Vaccines are Safe and Effective and Prevent COVID-19 Illness
(SANTA BARBARA, Calif.) – The Centers for Disease Control (CDC) Advisory Committee on Immunization Practices (ACIP) met yesterday, June 23, to discuss the latest data on reports of mild cases of inflammation of the heart muscle and surrounding tissue following COVID-19 vaccination among younger people. The ACIP provides advice and guidance to the Director of the CDC regarding use of vaccines for control of vaccine-preventable diseases within the United States population. Conclusion of yesterday’s meeting was that the vaccines are safe and effective, and prevent COVID-19 illness.

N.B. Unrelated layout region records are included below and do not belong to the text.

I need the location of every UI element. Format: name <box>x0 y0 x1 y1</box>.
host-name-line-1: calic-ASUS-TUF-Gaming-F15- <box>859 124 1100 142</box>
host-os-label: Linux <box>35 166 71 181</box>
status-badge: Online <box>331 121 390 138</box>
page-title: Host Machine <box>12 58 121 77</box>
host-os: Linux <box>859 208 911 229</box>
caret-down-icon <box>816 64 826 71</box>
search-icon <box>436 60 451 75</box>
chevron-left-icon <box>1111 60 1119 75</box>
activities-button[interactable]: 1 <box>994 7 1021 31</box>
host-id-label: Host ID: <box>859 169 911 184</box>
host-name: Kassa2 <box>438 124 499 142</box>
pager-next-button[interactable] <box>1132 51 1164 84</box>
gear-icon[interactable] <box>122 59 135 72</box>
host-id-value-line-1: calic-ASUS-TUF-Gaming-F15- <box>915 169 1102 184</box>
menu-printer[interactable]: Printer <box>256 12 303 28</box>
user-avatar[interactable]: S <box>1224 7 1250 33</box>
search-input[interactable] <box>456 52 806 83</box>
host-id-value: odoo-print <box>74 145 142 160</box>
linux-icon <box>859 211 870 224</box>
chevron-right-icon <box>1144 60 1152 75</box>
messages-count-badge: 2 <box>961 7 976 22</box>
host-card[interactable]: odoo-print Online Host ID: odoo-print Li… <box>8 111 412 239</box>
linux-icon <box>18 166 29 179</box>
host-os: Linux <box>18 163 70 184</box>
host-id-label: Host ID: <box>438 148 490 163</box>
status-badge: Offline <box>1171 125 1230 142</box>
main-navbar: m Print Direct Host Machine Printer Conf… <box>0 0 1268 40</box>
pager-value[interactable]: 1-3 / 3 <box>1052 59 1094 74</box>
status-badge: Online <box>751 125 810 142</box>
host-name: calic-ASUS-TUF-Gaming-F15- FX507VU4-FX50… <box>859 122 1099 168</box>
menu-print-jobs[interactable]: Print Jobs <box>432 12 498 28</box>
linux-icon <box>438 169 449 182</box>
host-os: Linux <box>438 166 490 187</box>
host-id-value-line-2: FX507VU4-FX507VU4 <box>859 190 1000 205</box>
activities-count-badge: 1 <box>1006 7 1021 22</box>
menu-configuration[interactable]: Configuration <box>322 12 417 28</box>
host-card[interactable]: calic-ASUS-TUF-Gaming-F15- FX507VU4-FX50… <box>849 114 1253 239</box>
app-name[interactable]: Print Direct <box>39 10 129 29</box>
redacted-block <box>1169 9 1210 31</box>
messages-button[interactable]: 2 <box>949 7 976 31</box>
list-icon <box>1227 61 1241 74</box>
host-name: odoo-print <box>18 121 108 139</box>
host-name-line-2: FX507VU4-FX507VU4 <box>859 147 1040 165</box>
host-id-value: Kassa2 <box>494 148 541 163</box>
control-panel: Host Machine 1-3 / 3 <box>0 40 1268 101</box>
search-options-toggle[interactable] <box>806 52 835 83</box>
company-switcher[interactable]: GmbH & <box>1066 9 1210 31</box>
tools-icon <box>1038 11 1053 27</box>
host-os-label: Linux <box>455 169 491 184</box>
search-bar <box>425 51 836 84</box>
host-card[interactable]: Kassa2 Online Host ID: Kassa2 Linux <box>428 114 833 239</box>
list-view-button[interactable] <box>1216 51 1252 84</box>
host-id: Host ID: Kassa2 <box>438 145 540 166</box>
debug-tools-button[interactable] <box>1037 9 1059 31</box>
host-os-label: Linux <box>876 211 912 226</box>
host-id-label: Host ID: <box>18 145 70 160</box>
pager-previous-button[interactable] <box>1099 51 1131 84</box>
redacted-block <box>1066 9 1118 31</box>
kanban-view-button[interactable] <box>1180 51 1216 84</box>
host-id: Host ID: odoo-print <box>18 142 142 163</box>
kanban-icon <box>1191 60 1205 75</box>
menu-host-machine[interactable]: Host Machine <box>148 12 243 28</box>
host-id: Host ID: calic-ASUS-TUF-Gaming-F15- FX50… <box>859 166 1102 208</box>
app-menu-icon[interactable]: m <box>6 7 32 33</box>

“As a health care professional and parent, I understand and support the interest that many have in the safety of the COVID-19 vaccines, especially among younger people,” said Van Do-Reynoso, Director, Santa Barbara County Public Health Department. “I strongly encourage everyone age 12 and older who are eligible, to get vaccinated as the benefits far outweigh evidence of adverse effects.”
Dr. Henning Ansorg, Public Health Officer for Santa Barbara County stated, “This is an extremely rare side effect, and only an exceedingly small number of people could experience it after vaccination. Most cases are mild and have a full recovery with minimal treatment. The vaccines are safe and effective and prevent the spread of COVID-19, especially with the Delta variant increasing in its spread among young people. The risk of suffering COVID-related heart disease if unvaccinated is far greater than experiencing side effects from the vaccine.”
Getting vaccinated is the best way to protect yourself, your loved ones, your community and to allow Santa Barbara County to return to more normal lifestyles as quickly and safely as possible.